Petugas Pos Pengamatan Gunung Semeru, Sigit Rian Alfian, melaporkan erupsi terjadi pukul 05.54 WIB dengan tinggi kolom letusan mencapai 2.000 meter di atas puncak. Kolom abu berwarna kelabu pekat teramati mengarah ke timur laut dan utara. Erupsi terekam seismograf dengan amplitudo maksimum 25 mm dan durasi 238 detik.
Tak lama berselang, pukul 07.25 WIB, Semeru kembali erupsi dengan kolom abu setinggi 1.500 meter. Aktivitas vulkanik ini menegaskan status Level III (Siaga) yang telah ditetapkan Pusat Vulkanologi dan Mitigasi Bencana Geologi (PVMBG).
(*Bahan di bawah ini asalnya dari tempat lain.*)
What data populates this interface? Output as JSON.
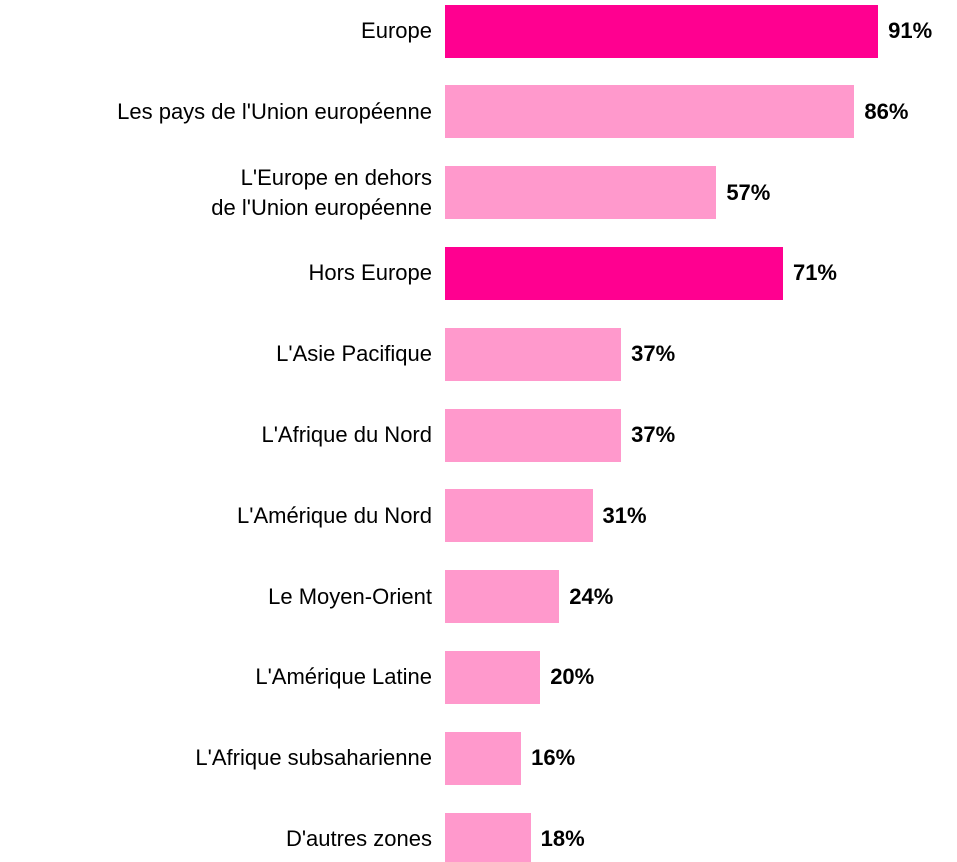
{
  "chart_data": {
    "type": "barh",
    "categories": [
      "Europe",
      "Les pays de l'Union européenne",
      "L'Europe en dehors\nde l'Union européenne",
      "Hors Europe",
      "L'Asie Pacifique",
      "L'Afrique du Nord",
      "L'Amérique du Nord",
      "Le Moyen-Orient",
      "L'Amérique Latine",
      "L'Afrique subsaharienne",
      "D'autres zones"
    ],
    "values": [
      91,
      86,
      57,
      71,
      37,
      37,
      31,
      24,
      20,
      16,
      18
    ],
    "value_labels": [
      "91%",
      "86%",
      "57%",
      "71%",
      "37%",
      "37%",
      "31%",
      "24%",
      "20%",
      "16%",
      "18%"
    ],
    "colors": [
      "#ff0090",
      "#ff99cc",
      "#ff99cc",
      "#ff0090",
      "#ff99cc",
      "#ff99cc",
      "#ff99cc",
      "#ff99cc",
      "#ff99cc",
      "#ff99cc",
      "#ff99cc"
    ],
    "xlim": [
      0,
      100
    ]
  }
}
PVMBG mengimbau masyarakat untuk tidak beraktivitas dalam radius 5 km dari kawah, serta menjauhi sektor tenggara sepanjang Besuk Kobokan sejauh 13 km dari puncak. Warga juga diminta waspada terhadap potensi awan panas, guguran lava, dan lahar di aliran sungai berhulu Semeru, termasuk Besuk Kobokan, Besuk Bang, Besuk Kembar, dan Besuk Sat.